IT WAS IN MAY that I dreamed of Isaac Bashevis Singer. I was living in the town of Taos, which in the dream was a broad avenue of cars, taxis, and flashing neon lights. I wrote Singer a letter, and he came to visit me. He rode a white horse that changed into a burgundy-colored Morris Minor. He parked in front of Grandpa George’s. I waited inside to meet him at a table with a red linen tablecloth. The room was dimly lit. As Isaac passed under the front door, a sign blinked: “Steaks as Smooth as Butter.” He sat down next to me and said, “I have a cold.”
My mouth fell open. I was afraid he’d die.
The waitress came over and he ordered chicken soup. He asked, “Could you make sure there’s a lot of breast in it?”
I said, “But Isaac, you’ve never eaten meat in your life!” Then I woke up.
Two nights later I had another dream, this time set in North Dakota. I was in a small café in a town named Upton. My grandfather drove up in a white jeep, entered the café, and sat across from me. I was eating a cucumber. I was nervous, so I talked a lot. I couldn’t control my mouth. I told him about a math test I had just taken. He turned to me and asked, “What’s four times four?” Then he looked at the menu and I understood that he was about to order a hamburger.
I yelled, “No!” and woke up, my heart beating hard. I looked around. It was morning and Gauguin was not lying next to me. I got out of bed and went outside. Gauguin was sitting on the bench out front with a plate on his lap. The plate was blue and there were two fried eggs on it with toast.
I sat down next to him and told him the whole dream and how I felt in the café. He nodded. I told him the whole dream again, this time describing more of how it had felt to be in North Dakota. Then I told him the dream I had had two nights before, the one where Singer met me in Taos. Then I just sat on the bench, looking out at the mountains like two elephants kissing.
Gauguin didn’t say a word. After a moment, he held up a forkful of egg yolk, my favorite part. He put it to my mouth and I ate it.
A week later, I told Gauguin I had to have chicken, that I had to buy a chicken at Safeway and cook it and eat it. Until that moment, I had been a vegetarian for seven years. I would eat turkey on Thanksgiving if someone else cooked it, but mostly I ate no meat. The meat department in the grocery store was essentially nonexistent to me.
Gauguin asked me if I was sure I wanted to do this.
Yes, I said.
He drove me over to Safeway in Betsy Boop and waited outside while I went in. I leaned over the cool refrigerated air and stared at cellophane packages. Yup, they still sold chickens and chicken livers and wings and thighs. I felt dizzy. The chicken was fifty-three cents a pound. I saw a row of packages in which the chickens were cut up in eighths. The chicken skins were pale yellow. I could see the raw meat underneath. My hand reached out and picked up a package. I felt its soft coldness. I dropped the package back and ran down the aisle and turned the corner. I stood in front of the saltine crackers and wept, but a voice in me urged, “Do it. Go ahead. Buy it,” and I knew the voice was not the devil. It was me. I wanted to eat meat again.
I went around the corner, picked up the package of chicken that was cut up in eighths, and stood in line to pay for it. As I waited, I chewed a stick of spearmint gum and tears rolled down my cheeks. The cashier rang up the price, put the chicken in a brown paper bag, and handed it to me after she counted out my change. I took the bag in my left hand and marched out the automatic exit door as if I were accompanied by Beethoven’s Ninth.

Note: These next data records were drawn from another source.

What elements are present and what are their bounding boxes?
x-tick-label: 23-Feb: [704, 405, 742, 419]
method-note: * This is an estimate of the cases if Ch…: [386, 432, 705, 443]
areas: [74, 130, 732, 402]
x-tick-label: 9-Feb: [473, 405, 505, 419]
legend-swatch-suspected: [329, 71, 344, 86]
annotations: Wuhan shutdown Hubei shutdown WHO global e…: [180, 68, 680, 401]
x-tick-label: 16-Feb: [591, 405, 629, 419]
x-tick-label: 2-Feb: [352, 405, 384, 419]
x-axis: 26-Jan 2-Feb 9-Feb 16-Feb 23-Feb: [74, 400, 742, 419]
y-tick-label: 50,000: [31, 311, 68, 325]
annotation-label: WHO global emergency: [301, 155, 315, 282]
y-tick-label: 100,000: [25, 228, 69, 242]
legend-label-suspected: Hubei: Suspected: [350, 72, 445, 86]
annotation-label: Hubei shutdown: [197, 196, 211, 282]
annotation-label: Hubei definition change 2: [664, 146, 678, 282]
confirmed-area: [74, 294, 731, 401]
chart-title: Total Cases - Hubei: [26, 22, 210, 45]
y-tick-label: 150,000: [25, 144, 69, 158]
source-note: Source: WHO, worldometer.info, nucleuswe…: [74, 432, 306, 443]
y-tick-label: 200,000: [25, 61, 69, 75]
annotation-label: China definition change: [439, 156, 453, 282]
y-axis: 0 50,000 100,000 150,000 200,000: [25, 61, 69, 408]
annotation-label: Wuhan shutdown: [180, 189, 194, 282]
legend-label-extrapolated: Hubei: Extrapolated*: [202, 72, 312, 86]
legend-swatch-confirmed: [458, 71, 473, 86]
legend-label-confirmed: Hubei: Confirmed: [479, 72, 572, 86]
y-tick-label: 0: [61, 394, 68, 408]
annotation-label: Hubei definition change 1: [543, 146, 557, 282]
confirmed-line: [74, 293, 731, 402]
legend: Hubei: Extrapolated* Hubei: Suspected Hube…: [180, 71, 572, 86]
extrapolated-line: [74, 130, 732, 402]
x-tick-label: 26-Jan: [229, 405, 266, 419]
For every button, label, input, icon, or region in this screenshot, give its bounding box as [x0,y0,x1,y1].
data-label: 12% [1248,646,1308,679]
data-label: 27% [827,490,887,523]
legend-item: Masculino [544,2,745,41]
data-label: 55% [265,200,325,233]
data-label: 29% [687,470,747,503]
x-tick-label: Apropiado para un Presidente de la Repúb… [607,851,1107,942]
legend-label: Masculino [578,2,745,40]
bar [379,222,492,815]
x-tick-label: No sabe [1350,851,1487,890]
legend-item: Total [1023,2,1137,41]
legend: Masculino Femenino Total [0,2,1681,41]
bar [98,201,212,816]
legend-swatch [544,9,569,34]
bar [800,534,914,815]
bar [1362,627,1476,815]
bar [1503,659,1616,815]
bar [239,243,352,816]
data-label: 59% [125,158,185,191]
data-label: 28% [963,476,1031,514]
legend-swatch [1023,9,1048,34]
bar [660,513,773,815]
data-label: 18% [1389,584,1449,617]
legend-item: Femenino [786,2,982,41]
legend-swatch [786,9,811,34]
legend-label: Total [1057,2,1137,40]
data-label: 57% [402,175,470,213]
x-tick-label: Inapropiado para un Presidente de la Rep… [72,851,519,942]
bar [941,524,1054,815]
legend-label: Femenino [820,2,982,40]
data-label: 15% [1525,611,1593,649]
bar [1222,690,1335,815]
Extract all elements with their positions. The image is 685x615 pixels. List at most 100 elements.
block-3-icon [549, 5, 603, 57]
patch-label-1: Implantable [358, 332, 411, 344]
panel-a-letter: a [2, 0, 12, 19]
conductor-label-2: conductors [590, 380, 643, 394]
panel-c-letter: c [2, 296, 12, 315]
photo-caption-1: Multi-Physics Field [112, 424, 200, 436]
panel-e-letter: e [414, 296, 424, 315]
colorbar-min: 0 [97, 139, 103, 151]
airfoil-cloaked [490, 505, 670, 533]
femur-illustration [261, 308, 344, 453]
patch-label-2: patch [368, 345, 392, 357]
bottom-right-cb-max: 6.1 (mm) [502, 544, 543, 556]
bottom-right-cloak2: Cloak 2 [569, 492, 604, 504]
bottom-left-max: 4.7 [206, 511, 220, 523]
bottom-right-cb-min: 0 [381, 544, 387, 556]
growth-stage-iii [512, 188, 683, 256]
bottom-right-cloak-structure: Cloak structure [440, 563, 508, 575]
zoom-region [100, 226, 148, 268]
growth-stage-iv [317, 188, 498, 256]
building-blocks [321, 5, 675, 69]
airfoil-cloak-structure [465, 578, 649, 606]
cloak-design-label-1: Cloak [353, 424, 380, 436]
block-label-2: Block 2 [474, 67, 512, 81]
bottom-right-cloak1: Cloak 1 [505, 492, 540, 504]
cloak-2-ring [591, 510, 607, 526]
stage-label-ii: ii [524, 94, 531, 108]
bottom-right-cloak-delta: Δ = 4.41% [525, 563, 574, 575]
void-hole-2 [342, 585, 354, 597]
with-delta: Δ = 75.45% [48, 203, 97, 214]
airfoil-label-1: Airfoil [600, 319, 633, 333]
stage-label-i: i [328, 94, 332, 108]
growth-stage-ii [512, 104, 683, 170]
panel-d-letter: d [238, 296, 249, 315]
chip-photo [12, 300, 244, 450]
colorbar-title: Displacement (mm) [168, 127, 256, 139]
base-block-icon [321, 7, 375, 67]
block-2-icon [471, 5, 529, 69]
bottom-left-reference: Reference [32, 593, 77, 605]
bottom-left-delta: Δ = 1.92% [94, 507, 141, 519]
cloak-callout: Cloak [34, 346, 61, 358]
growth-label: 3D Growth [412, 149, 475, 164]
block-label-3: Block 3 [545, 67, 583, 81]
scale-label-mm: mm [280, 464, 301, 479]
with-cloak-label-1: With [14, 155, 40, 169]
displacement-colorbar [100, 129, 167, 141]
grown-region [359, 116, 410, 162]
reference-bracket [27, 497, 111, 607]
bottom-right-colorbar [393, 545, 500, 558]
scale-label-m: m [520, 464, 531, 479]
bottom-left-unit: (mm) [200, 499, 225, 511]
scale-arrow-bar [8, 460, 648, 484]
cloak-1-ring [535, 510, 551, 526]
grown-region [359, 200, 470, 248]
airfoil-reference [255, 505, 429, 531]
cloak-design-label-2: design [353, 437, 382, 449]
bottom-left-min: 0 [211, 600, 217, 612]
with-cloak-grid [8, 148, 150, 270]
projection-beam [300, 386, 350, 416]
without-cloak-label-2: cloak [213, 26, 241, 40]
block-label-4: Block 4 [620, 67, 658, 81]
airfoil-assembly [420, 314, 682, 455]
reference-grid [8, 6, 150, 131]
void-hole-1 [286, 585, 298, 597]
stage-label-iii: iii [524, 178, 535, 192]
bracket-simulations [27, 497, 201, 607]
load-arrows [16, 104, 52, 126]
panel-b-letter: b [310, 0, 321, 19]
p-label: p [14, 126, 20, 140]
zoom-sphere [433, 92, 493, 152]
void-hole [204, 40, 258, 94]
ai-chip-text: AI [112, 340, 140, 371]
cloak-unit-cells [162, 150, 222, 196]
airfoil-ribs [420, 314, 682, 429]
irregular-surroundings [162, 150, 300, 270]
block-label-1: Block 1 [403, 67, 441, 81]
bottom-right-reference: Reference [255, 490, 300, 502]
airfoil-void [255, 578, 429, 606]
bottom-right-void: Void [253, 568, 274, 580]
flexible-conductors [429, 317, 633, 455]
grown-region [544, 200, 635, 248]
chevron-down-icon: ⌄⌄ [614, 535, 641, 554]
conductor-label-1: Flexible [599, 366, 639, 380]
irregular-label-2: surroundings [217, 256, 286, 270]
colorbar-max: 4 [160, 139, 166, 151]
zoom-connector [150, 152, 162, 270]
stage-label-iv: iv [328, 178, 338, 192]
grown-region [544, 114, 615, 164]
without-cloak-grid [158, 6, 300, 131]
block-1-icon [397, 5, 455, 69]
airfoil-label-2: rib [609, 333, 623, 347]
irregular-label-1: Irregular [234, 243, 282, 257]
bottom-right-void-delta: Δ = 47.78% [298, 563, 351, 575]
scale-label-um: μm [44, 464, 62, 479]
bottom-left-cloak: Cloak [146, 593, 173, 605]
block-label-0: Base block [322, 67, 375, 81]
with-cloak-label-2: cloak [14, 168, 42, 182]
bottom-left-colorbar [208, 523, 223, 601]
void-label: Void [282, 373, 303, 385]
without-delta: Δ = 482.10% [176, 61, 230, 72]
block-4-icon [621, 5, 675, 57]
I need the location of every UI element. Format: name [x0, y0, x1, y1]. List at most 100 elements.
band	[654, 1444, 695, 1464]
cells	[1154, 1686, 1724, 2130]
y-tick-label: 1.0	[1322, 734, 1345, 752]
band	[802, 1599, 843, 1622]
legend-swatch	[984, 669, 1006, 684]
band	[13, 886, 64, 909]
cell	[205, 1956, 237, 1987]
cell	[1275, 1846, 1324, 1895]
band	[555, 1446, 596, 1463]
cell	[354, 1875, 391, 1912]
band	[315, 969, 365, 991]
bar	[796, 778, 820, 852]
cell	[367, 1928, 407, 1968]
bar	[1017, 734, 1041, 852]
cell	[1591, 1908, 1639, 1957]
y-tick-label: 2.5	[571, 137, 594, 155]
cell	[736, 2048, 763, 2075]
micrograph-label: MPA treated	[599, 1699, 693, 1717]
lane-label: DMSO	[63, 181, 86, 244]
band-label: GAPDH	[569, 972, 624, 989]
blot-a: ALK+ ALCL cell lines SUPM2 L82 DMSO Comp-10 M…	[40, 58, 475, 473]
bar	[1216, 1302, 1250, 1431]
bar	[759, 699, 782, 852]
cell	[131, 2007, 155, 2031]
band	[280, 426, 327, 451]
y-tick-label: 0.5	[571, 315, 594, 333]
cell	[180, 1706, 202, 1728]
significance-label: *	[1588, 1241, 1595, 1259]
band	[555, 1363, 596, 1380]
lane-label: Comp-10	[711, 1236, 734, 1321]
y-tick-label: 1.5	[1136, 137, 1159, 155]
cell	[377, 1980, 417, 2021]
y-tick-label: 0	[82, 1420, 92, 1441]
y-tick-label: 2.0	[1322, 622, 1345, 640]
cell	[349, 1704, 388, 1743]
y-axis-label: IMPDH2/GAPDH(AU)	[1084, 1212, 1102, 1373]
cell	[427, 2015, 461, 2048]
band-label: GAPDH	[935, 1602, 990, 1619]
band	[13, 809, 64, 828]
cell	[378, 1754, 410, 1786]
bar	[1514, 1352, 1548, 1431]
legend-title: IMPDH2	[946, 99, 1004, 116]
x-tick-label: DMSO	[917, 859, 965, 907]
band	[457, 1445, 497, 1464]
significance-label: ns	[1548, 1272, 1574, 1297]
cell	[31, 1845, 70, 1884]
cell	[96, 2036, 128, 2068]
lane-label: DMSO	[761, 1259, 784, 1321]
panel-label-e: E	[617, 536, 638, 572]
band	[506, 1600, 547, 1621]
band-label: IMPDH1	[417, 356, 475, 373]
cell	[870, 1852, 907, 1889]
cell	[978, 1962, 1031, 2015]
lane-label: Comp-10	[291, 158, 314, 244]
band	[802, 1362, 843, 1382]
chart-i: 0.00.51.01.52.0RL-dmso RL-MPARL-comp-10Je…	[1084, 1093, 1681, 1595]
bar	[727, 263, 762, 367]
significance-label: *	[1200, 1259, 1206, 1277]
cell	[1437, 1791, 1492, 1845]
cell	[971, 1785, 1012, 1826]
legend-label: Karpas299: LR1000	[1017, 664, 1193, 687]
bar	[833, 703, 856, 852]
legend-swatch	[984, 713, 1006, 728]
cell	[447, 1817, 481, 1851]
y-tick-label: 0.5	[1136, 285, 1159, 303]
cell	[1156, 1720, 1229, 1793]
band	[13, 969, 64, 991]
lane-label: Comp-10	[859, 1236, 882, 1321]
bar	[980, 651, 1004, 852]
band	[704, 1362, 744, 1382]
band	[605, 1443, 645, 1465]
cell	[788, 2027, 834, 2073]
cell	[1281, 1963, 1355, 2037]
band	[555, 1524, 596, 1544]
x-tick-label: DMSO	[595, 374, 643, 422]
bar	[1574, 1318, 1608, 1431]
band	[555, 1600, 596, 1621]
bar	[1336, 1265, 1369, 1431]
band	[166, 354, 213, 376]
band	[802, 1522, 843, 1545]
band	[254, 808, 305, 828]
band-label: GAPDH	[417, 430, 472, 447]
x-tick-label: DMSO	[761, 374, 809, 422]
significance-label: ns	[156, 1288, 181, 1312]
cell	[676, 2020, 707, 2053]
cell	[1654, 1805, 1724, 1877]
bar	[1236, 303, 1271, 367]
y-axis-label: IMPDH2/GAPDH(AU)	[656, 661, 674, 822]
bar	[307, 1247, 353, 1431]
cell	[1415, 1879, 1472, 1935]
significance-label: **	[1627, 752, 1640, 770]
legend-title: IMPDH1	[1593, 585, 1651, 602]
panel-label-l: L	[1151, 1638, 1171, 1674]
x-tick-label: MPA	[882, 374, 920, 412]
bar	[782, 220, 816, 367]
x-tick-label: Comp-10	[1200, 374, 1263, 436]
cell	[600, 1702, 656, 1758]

Gauguin started up Betsy Boop, and it jiggled loudly in idle as I settled myself into the seat with the chicken on my lap. I felt the truck’s accusation, also the magpies’ and the cottonwoods’, as we chugged along the road back to Talpa. I was Abraham bringing Isaac to the sacrificial rock. Gauguin said nothing and then he turned on the radio. It was full of static and a country singer’s voice droning on about a yellow moon. He turned it off.
When we got home, I made chicken with wine and onions. Gauguin said it smelled good, but he was going out to practice with a new band. I sat alone at the kitchen table with a thigh in wine sauce in front of me. I took a bite. I put it down. I felt slightly nauseous even before the chicken hit my stomach. There was something about cooking meat myself and eating it after seven years that really made it meat, really drove home “animal” in my mouth.
But I wanted it, and I knew it. The two dreams I had told me that. I wanted to eat meat from now on, but there was no mistake about it. An animal had died and I was biting into its flesh. I finished eating the thigh and slurped up the onions in wine sauce.
From that moment on, in a hundred ways I tried to say good-bye to Taos. “Look, Nell,” I’d say as I rode down to the Red Willow School. “See the turn, the broken fence, the fallen adobe. Take it in,” but it didn’t work. I never really believed I would leave New Mexico.